What he and the other scientists observed can also be applied to other polluted watersheds. Clements currently has a similar Superfund research project in the Clear Creek watershed, near Blackhawk, Colorado. He is also optimistic about restoration efforts in the Animas River, which was polluted in 2015 following a wastewater spill caused by the Gold King Mine. Photos from the polluted river – which turned yellow – went viral and were featured in news coverage around the world.
“There are a large number of abandoned mines throughout the West, particularly in Colorado,” said Clements. “They are not always big Superfund sites, but there are lots of opportunities to take what we’ve learned about the historic effects of metals that began about 150 years ago and restore these waterways.”
The CSU team will continue to monitor the Arkansas River, observing which species – including aquatic insects and trout – exist upstream and downstream. Clements said how we define restoration success is partially a philosophical question, and the results might be viewed differently, depending upon the eyes of the beholder.

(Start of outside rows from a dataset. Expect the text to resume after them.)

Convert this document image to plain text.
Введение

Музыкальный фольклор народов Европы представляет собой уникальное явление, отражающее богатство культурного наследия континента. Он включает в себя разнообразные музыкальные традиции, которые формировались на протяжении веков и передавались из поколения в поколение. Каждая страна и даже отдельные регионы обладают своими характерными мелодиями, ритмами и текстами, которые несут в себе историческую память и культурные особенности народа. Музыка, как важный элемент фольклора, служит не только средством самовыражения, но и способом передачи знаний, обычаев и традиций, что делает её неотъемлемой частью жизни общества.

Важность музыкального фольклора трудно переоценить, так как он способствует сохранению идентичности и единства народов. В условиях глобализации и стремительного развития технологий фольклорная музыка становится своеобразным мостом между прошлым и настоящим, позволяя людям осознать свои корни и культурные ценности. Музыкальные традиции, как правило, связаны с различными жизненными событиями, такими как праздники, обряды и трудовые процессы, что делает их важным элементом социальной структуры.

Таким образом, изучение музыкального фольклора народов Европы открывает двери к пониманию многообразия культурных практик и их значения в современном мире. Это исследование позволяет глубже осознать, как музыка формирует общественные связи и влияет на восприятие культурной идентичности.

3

“There’s every indication that the Arkansas River may eventually get there, but it certainly hasn’t completely recovered,” he said. “Even though you eliminate original stressors that caused the shift, it may never go back to where it was hundreds of years ago. But the story here is really about this remarkable turnaround and how these systems in different states got to the same place is pretty thrilling.”
Clements said another benefit in Colorado related to the restoration efforts is that there is more public access to the Arkansas River, thanks to Colorado Parks and Wildlife and several federal agencies.
“There used to be a lot of private land up there,” he said. “Now there’s a great deal of river access and it’s put the Arkansas River on the map in terms of the tremendous fishery.”